Your @ is a commodity

A while ago, I signed up for Polywork, a new-age tech-focused LinkedIn, in their early beta stages. I was one of a first few hundred to get access to the platform, and when they asked me to choose a handle, I took my opportunity: @alisa

But I was instantly hit with an error message that this handle was reserved. Not taken, reserved. I was a little offended because I had discovered this site through Brian Lovin, whose handle was @brian, and it looked v cool. I just didn’t have enough internet clout to lay claim to the handle bearing my own first name.

On the other hand, I kind of understand Polywork’s decision to reserve quality handles. I’m sure lots of people sign up with sought-after usernames then end up abandoning the platform. I imagine the net anger is probably higher when Polywork decides to boot the username of an already-existing user, who comes back later to find that their handle been given to someone else. Safer to reserve from the start.

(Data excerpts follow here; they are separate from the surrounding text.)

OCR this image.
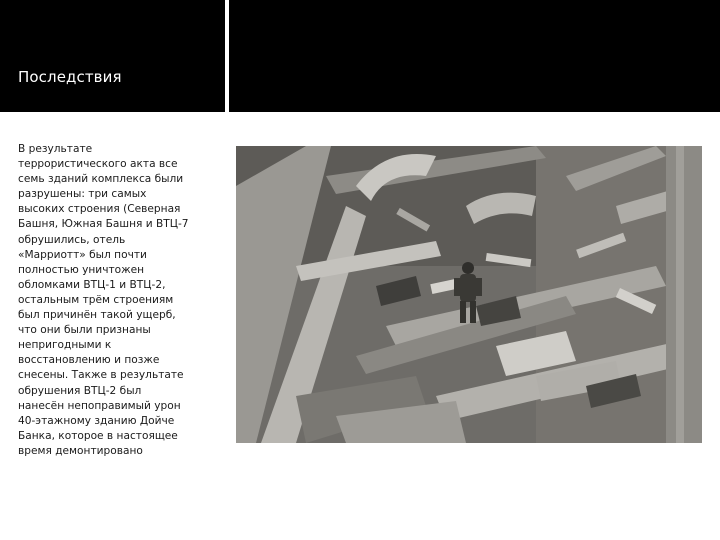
Последствия
В результате
террористического акта все
семь зданий комплекса были
разрушены: три самых
высоких строения (Северная
Башня, Южная Башня и ВТЦ-7
обрушились, отель
«Марриотт» был почти
полностью уничтожен
обломками ВТЦ-1 и ВТЦ-2,
остальным трём строениям
был причинён такой ущерб,
что они были признаны
непригодными к
восстановлению и позже
снесены. Также в результате
обрушения ВТЦ-2 был
нанесён непоправимый урон
40-этажному зданию Дойче
Банка, которое в настоящее
время демонтировано
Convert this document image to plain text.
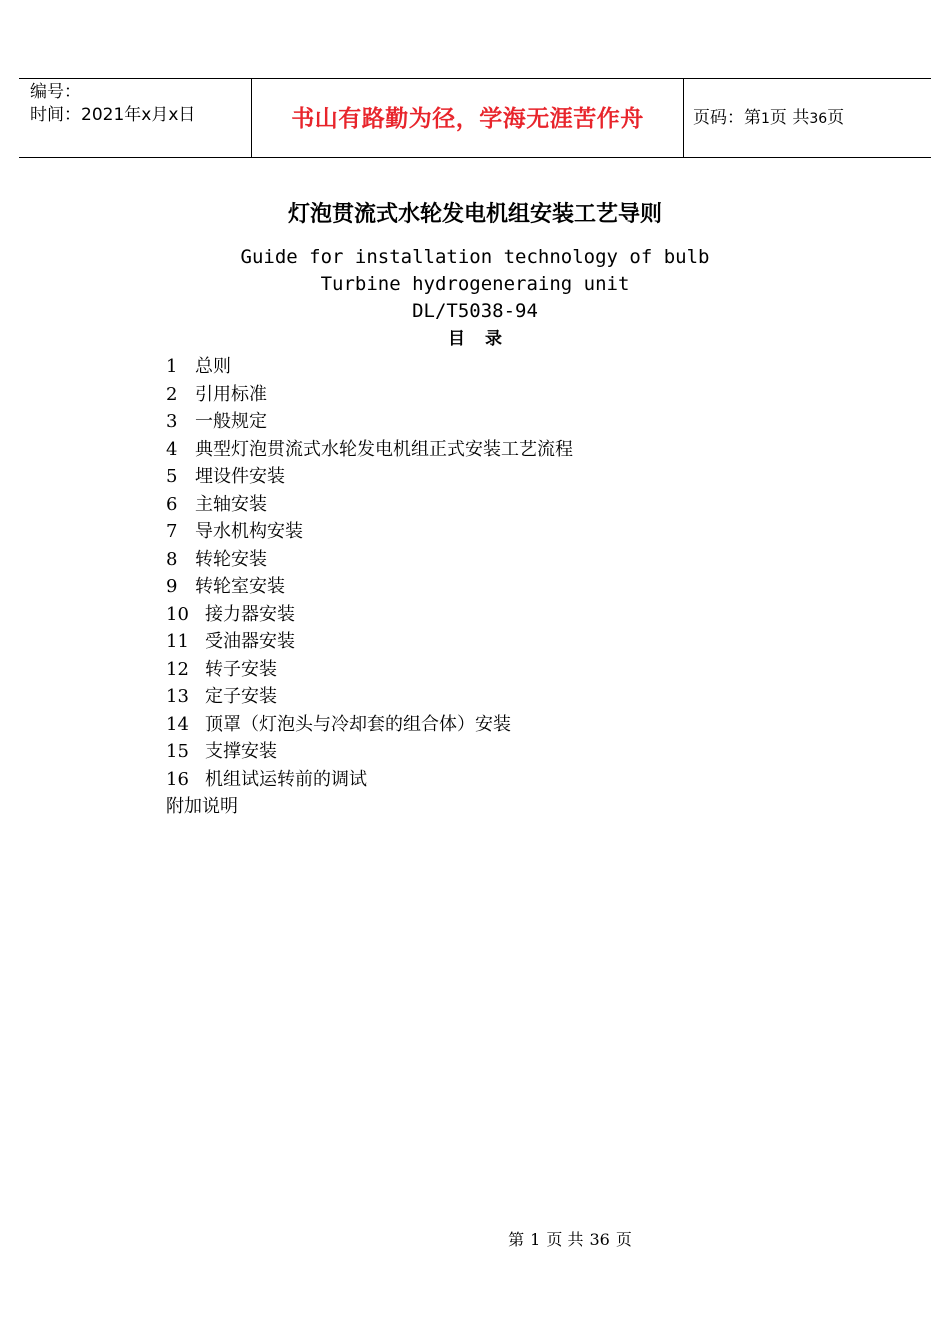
编号：
时间：2021年x月x日	书山有路勤为径，学海无涯苦作舟	页码：第1页 共36页
灯泡贯流式水轮发电机组安装工艺导则
Guide for installation technology of bulb
Turbine hydrogeneraing unit
DL/T5038-94
目录
1 总则
2 引用标准
3 一般规定
4 典型灯泡贯流式水轮发电机组正式安装工艺流程
5 埋设件安装
6 主轴安装
7 导水机构安装
8 转轮安装
9 转轮室安装
10 接力器安装
11 受油器安装
12 转子安装
13 定子安装
14 顶罩（灯泡头与冷却套的组合体）安装
15 支撑安装
16 机组试运转前的调试
附加说明
第 1 页 共 36 页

Since then, I’ve been thinking about how the internet has commoditized weird things. We already have an entire industry around how high up in rankings your site gets on Google when someone types a search term. I used to work for an SEO company, and it was strange to have your entire livelihood depend on whether Google decided to change their algorithm dramatically. It’s a pretty “new” industry, but it feels tired and outdated already.

It’s similar to influencers – they’re effectively engaging in a type of SEO, except the algorithm they’re trying to stay afloat on are the ones on Instagram or YouTube rather than Google.

I never ended up getting into Polywork. Maybe it’s the chip on my shoulder, or maybe I wasn’t productive enough. Anyway.